Dec 17, 2007

hush.

the end of things, in some ways. i'm back home in Santa Rosa now and that's always something like the end of things. or the beginning. but life's a circle, really, so i guess that makes sense.

there's a lot to write about here, so i'm just going to put it down as it comes. i've been away from this for awhile. i would have liked to write, but in the midst of finals and the end of the year and our strange cultural conviction that every group of more than 4 people must have a Christmas party, i have missed opportunities to really find anything worth writing for other people to read. i've been journalling a lot more lately and seeking for some silence. silence. the little snatches of silences that we are able to grab in between everything else have been the characteristic of my life lately. it seems the past month has consisted of various activities of mine which i consider more or less worthwhile punctuated by the search for silence. i wake up early for the sake of a half hour of silence before everything starts going. just me and my prayer book and Bible, and sometimes God shows up in a very tangible way and speaks encouragement to me and sometimes not. actually, God usually doesn't appear in any way that i can physically or emotionally feel. its as if i'm talking to God from the living room while s/he decides the kitchen or sometimes the garden is the appropriate place for the morning devotions. hmm. its not that God isn't there, its just that God isn't here. i feel like that more and more these days. God isn't here, like here here. you know what i mean? God is...around. i talk about a God that animates all that we do, that gives our being and existing and doing meaning but that doesn't mean that i sense God in my depths, in the atoms and ligaments of my existence. just because i know that God is the energy that keeps the universe from imploding into nihilism doesn't mean that i feel that all the time like i used to. God is, well, there. faithful, loving me and hopefully appreciating the fact that i continue to pray between 4 and 6 mornings a week despite the fact that i can't put my finger on anything specific that prayer does. its just a sort of sifting process. and i believe that prayer has power, but not in the way that comes to mean that we can manipulate God into believing that we are the power behind God's power.
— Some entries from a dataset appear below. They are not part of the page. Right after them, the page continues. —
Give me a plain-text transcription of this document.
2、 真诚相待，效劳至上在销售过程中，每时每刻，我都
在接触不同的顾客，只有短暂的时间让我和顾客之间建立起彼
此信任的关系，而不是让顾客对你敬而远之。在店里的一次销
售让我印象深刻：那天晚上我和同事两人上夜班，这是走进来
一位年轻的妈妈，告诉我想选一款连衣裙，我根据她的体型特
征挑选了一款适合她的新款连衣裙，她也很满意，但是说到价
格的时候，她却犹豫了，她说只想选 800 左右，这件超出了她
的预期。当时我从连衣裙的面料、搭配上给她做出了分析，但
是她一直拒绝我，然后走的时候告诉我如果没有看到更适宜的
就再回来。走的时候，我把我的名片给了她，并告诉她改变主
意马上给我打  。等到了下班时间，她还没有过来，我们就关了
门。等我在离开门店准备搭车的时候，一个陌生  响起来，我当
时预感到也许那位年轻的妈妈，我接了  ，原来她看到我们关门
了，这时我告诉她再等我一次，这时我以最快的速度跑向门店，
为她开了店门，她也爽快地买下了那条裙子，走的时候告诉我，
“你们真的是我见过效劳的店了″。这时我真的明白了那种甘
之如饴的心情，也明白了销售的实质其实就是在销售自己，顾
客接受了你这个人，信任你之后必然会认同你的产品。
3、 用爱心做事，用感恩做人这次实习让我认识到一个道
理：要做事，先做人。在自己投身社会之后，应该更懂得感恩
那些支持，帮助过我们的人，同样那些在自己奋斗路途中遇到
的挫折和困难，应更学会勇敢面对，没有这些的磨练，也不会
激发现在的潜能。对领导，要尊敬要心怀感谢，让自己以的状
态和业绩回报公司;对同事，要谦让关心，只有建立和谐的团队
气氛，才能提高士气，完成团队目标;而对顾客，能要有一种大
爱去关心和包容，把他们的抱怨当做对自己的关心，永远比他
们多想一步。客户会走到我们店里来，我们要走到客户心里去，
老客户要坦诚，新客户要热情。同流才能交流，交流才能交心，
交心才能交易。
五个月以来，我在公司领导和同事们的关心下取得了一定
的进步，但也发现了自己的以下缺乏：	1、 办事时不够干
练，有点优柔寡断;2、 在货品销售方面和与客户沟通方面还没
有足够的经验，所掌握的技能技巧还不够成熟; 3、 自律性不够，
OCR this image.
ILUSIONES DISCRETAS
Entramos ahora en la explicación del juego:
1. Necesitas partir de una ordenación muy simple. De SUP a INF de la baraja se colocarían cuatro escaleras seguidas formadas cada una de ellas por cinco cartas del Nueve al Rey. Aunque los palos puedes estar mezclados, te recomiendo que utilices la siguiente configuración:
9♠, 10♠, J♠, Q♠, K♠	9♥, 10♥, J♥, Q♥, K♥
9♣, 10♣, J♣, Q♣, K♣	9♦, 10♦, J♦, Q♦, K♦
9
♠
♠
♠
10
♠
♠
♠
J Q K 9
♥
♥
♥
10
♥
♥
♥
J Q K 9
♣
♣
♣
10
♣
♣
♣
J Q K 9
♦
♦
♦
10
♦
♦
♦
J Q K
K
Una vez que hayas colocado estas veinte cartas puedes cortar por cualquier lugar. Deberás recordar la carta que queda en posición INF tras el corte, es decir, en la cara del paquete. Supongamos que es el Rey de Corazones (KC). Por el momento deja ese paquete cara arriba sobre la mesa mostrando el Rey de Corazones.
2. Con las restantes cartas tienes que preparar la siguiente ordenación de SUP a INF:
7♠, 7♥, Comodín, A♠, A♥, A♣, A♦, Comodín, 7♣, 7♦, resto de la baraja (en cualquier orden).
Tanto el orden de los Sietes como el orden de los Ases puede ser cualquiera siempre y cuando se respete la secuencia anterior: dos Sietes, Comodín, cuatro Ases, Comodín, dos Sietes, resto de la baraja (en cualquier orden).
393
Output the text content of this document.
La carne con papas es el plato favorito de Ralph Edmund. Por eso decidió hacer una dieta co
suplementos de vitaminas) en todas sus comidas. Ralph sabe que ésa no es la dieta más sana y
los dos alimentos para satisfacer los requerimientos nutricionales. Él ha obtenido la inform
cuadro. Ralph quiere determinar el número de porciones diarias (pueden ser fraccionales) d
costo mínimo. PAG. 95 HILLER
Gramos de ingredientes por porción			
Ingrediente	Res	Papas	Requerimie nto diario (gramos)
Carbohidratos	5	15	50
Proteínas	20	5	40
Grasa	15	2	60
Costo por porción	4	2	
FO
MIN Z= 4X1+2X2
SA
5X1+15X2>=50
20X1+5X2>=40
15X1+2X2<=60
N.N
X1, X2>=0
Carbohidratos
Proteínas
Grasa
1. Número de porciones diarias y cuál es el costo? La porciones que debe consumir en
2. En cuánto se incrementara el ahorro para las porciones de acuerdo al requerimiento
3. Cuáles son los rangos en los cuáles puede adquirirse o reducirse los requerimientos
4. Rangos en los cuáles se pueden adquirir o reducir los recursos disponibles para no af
i used to feel new ideas about God so deeply. they would resonate, these new ideas, but they were so fundamentalist. "God is a pacifist" is a good example. but they were all examples of fitting God into categories that i knew, limiting God to my ideas. but by limiting God's freedom, i kept myself so locked up into those categories that I couldn't be free. so nothingness set in. when even your God is lost in the mess of your own chains and limitations, nihilism is inevitable. God must be free. fortunately (oh to grace how great a debtor...), one of those ideas i stumbled upon was the importance of the Church's traditions and silence is clearly one of those. so i began experimenting in these still waters and slowly but surely, i am freeing God from myself, and in the process being freed.

like i said, its a sifting process. i was listening to a radio program in LA on the drive up here last night and i heard an artist talking about her time at an artist colony in New Hampshire. She said that she found that her mind was like a dryer going around and around only it wasn't full of clothes or bedsheets or anything worthwhile like that. instead, it was full of garbage. that's what silence does. it makes us realize what is inside our head and allows us to really hear what's going on outside our heads. it lets us hear sounds that aren't ours. people, i'm sure, think that monks and other hermits and silent people go to the desert or the monasteries or the prayer closets in order to get away from people and be close to themselves or God or whatever. but that's not true. i mean, maybe for some, but that's not true. solitude is the only thing that lets us really be with people. i heard this before but never even began to understand it until just recently. Silence is the reason that we can even be close to anyone. if you want to be with people, you need to be able to hear sounds that are outside of your head, whether that is your boots crunching on the path, a bird, a deer's footsteps, a crying friend or nothing at all--the kind of nothing that leaves me totally amazed every time and every second of every time (infinity in all directions) that this sort of thing even exists.

i went to the desert on thursday. it was beyond compare. i could only wish for a few more hours. sitting silently for almost 3 hours with one walk and all i could ask for was a few more hours. i'm becoming more of a hermit every day. i long for these moments of blank space. i long to fill them with my prayers and write my stories there, sing my songs there and spin around them. but in the end, i want to realize that all my efforts have not contributed. i want to find out that i've been writing with a white crayon all the while and the page is as i found it. i'm not trying to change everything or break the quiet as a way of reducing my anxiety. i just want to be quiet with the page. in the desert, we (Josh Seligman went with me) weren't so far from the road and there were maybe 3 cars that went by during the course of the 14 or 15 hours that we were there. you could here them coming for about a mile each way. they come like a ufo or a jet in that land. it really is a sort of roaring that slowly builds and you want to stand up and think them away because the deep, ringing-in-the-ear-producing silence has been trod upon. we humans are so foreign in places like this. but i just want to be quiet like the page, like the cactus, like the black ant that crawls and is now significant because i've seen no living animal but Josh and a single bird all day. empty and sifted and slowed down, like a dryer on low with just a few pieces of clothes in it.